Les incidents cyber n’arrivent qu’en seconde position avec 24% (contre 38% dans l’aérien). Les catastrophes naturelles préoccupent aussi particulièrement les transporteurs, toujours selon le Baromètre (à 24% contre 29% pour le transport maritime).

« Pour de nombreuses entreprises, le risque cyber, favorisé par le développement rapide de l’intelligence artificielle (IA), dépasse de loin tous les autres. Il devrait rester un risque majeur à l’avenir, compte tenu de la dépendance croissante à la technologie » a indiqué Rishi Baviskar, directeur mondial du conseil en risques cyber chez Allianz Commercial.

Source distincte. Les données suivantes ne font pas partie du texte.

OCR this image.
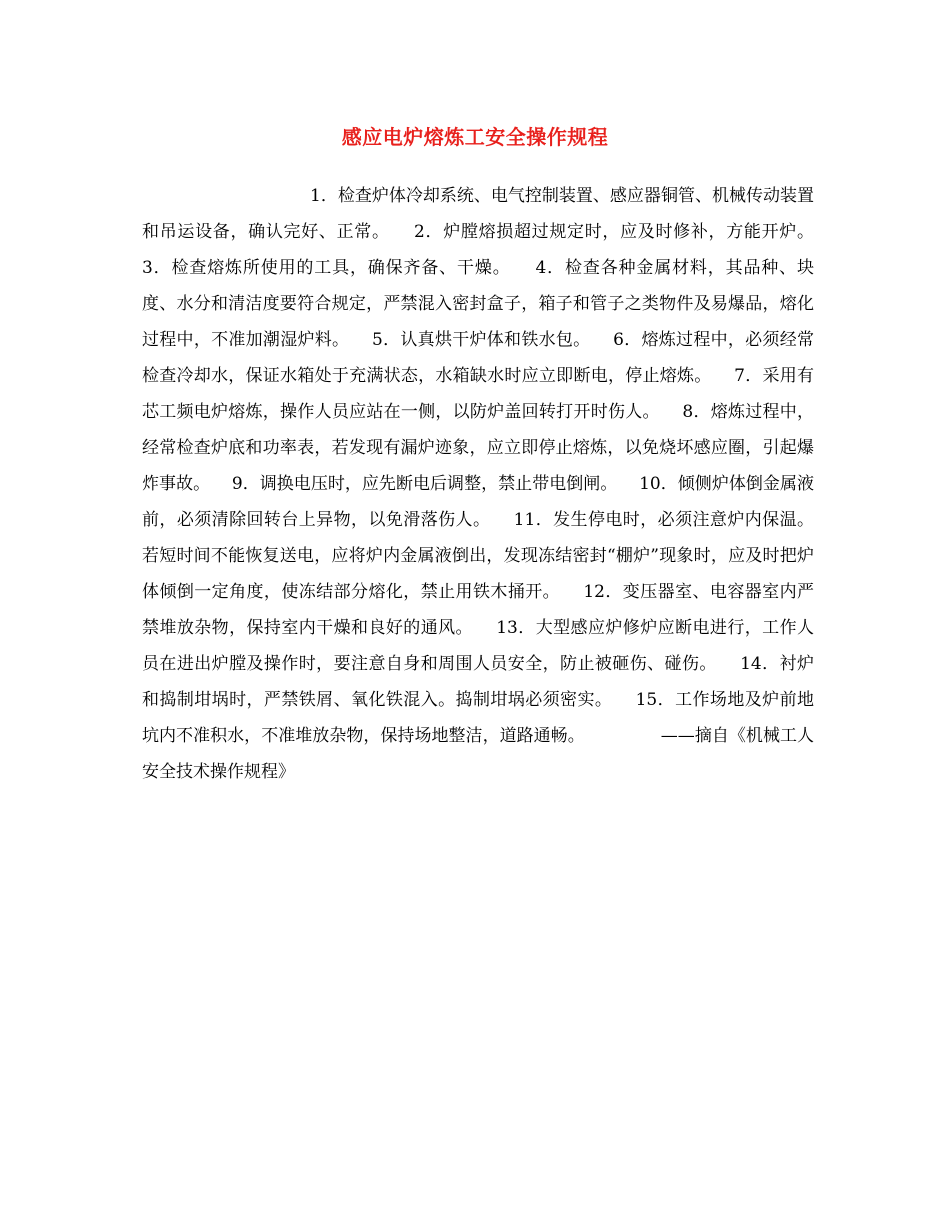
感应电炉熔炼工安全操作规程
1．检查炉体冷却系统、电气控制装置、感应器铜管、机械传动装置和吊运设备，确认完好、正常。    2．炉膛熔损超过规定时，应及时修补，方能开炉。    3．检查熔炼所使用的工具，确保齐备、干燥。    4．检查各种金属材料，其品种、块度、水分和清洁度要符合规定，严禁混入密封盒子，箱子和管子之类物件及易爆品，熔化过程中，不准加潮湿炉料。    5．认真烘干炉体和铁水包。    6．熔炼过程中，必须经常检查冷却水，保证水箱处于充满状态，水箱缺水时应立即断电，停止熔炼。    7．采用有芯工频电炉熔炼，操作人员应站在一侧，以防炉盖回转打开时伤人。    8．熔炼过程中，经常检查炉底和功率表，若发现有漏炉迹象，应立即停止熔炼，以免烧坏感应圈，引起爆炸事故。    9．调换电压时，应先断电后调整，禁止带电倒闸。    10．倾侧炉体倒金属液前，必须清除回转台上异物，以免滑落伤人。    11．发生停电时，必须注意炉内保温。若短时间不能恢复送电，应将炉内金属液倒出，发现冻结密封“棚炉”现象时，应及时把炉体倾倒一定角度，使冻结部分熔化，禁止用铁木捅开。    12．变压器室、电容器室内严禁堆放杂物，保持室内干燥和良好的通风。    13．大型感应炉修炉应断电进行，工作人员在进出炉膛及操作时，要注意自身和周围人员安全，防止被砸伤、碰伤。    14．衬炉和捣制坩埚时，严禁铁屑、氧化铁混入。捣制坩埚必须密实。    15．工作场地及炉前地坑内不准积水，不准堆放杂物，保持场地整洁，道路通畅。              ——摘自《机械工人安全技术操作规程》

Le secteur du transport et de la logistique se dit inquiet aussi pour un autre risque : les évolutions législatives et réglementaires : à 22%. Qu’il s’agisse de nouvelles directives, du protectionnisme, des exigences RSE et en matière de durabilité. Pour rappel, ce risque était la première préoccupation des transporteurs en 2024 (à 29%), à égalité avec les vols et les fraudes.

Parmi les principales nouveautés : les entreprises considèrent aussi les risques politiques comme très préoccupants puisqu’ils progressent à la 4ème position (6ème rang en 2024). Elles sont également de plus en plus soucieuses des évolutions de marché, de l’insolvabilité et des risques environnements qui font leur entrée dans le Top 10.